11 agosto 2014

Dos sacrifícios e do amor

Fotografia de JMAC, o homem de Azeitão

No livro "O Conceito de Amor em Santo Agostinho" (tema de base da sua tese de doutoramento) Hanna Arendt diz este frase luminosa: só a caridade é que está em condições de realizar esta renúncia a si, pois é apenas no amor que é dado o porquê do sacrifício. Peguei na frase, copiei-a e enviei-a a duas pessoas: uma, a quem costumo enviar estas pequenas dádivas com que me cruzo; a outra, porque passa por um momento conjugal mais desafiante. Em ambos os casos há uma certa ingenuidade - que entendam o envio, na total diferença da minha motivação.

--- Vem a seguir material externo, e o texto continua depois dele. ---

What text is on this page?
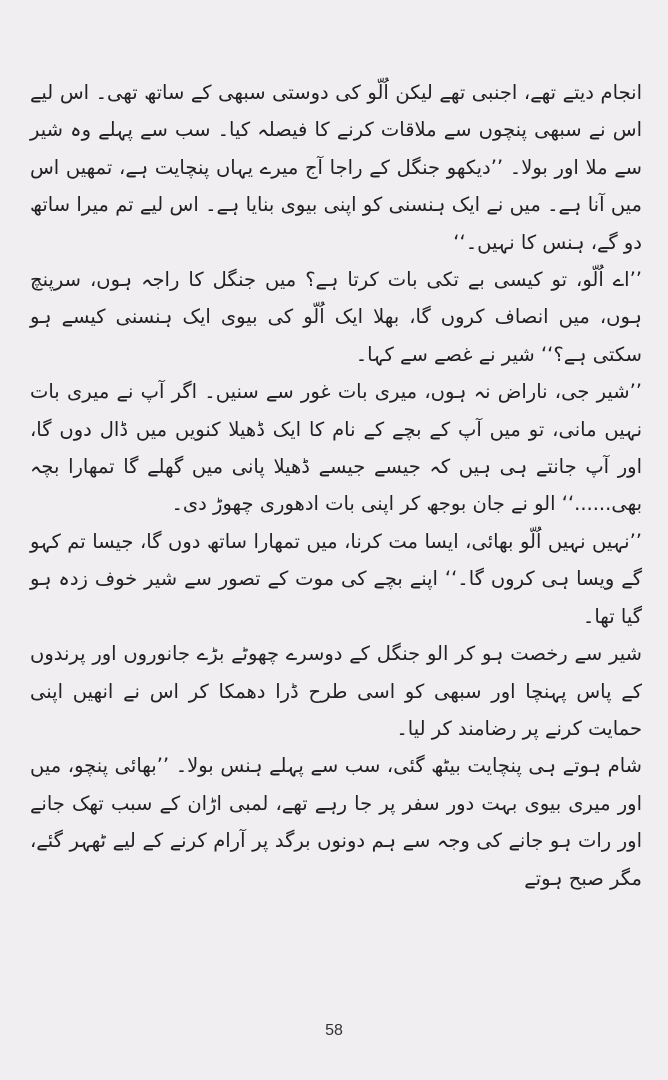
انجام دیتے تھے، اجنبی تھے لیکن اُلّو کی دوستی سبھی کے ساتھ تھی۔ اس لیے اس نے سبھی پنچوں سے ملاقات کرنے کا فیصلہ کیا۔ سب سے پہلے وہ شیر سے ملا اور بولا۔ ’’دیکھو جنگل کے راجا آج میرے یہاں پنچایت ہے، تمھیں اس میں آنا ہے۔ میں نے ایک ہنسنی کو اپنی بیوی بنایا ہے۔ اس لیے تم میرا ساتھ دو گے، ہنس کا نہیں۔‘‘

’’اے اُلّو، تو کیسی بے تکی بات کرتا ہے؟ میں جنگل کا راجہ ہوں، سرپنچ ہوں، میں انصاف کروں گا، بھلا ایک اُلّو کی بیوی ایک ہنسنی کیسے ہو سکتی ہے؟‘‘ شیر نے غصے سے کہا۔

’’شیر جی، ناراض نہ ہوں، میری بات غور سے سنیں۔ اگر آپ نے میری بات نہیں مانی، تو میں آپ کے بچے کے نام کا ایک ڈھیلا کنویں میں ڈال دوں گا، اور آپ جانتے ہی ہیں کہ جیسے جیسے ڈھیلا پانی میں گھلے گا تمھارا بچہ بھی......‘‘ الو نے جان بوجھ کر اپنی بات ادھوری چھوڑ دی۔

’’نہیں نہیں اُلّو بھائی، ایسا مت کرنا، میں تمھارا ساتھ دوں گا، جیسا تم کہو گے ویسا ہی کروں گا۔‘‘ اپنے بچے کی موت کے تصور سے شیر خوف زدہ ہو گیا تھا۔

شیر سے رخصت ہو کر الو جنگل کے دوسرے چھوٹے بڑے جانوروں اور پرندوں کے پاس پہنچا اور سبھی کو اسی طرح ڈرا دھمکا کر اس نے انھیں اپنی حمایت کرنے پر رضامند کر لیا۔

شام ہوتے ہی پنچایت بیٹھ گئی، سب سے پہلے ہنس بولا۔ ’’بھائی پنچو، میں اور میری بیوی بہت دور سفر پر جا رہے تھے، لمبی اڑان کے سبب تھک جانے اور رات ہو جانے کی وجہ سے ہم دونوں برگد پر آرام کرنے کے لیے ٹھہر گئے، مگر صبح ہوتے

58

Ler Santo Agostinho é ler o amor pelo próximo e pelo mundo, o amor de Deus, por Deus, com Deus - no pensamento, no coração, na ponta dos dedos. Ler Santo Agostinho (ou quem sobre ele se debruçou profundamente) é, acima de tudo, um olhar elevado aos céus. Imaginemos agora que eu punha aqui a frase sem citar o autor nem o enquadramento. Que ideia reteríamos deste alinhamento de palavras e, sobretudo, do seu final: ... pois é apenas no amor que é dado o porquê do sacrifício. A frase, estou certo, é um ensinamento de vida, quer se seja cristão ou ateu. Percebê-la é perceber uma via mais doce. 

Entremeio outra frase, esta de Cesare Pavese, que apanhei num blogue e também partilhei: todo o sofrimento que não seja ao mesmo tempo conhecimento é inútil. De repente, num fim de tarde de domingo, com os cães a ladrar ao longe, encontrei um paralelismo entre a frase do escritor e a frase da filósofa. Se o sofrimento é inútil caso dele não se tire conhecimento, também o sacrifício é inútil se nele não houver amor. E em havendo amor, todo o sacrifício é caminho de conhecimento que nos conduz à perfeição. 

Se Roland Barthes fosse vivo, talvez lhe escrevesse sobre esta ideia do punctum. Afinal, um detalhe bem escolhido pode ser uma arma contra a barbárie que nos habita.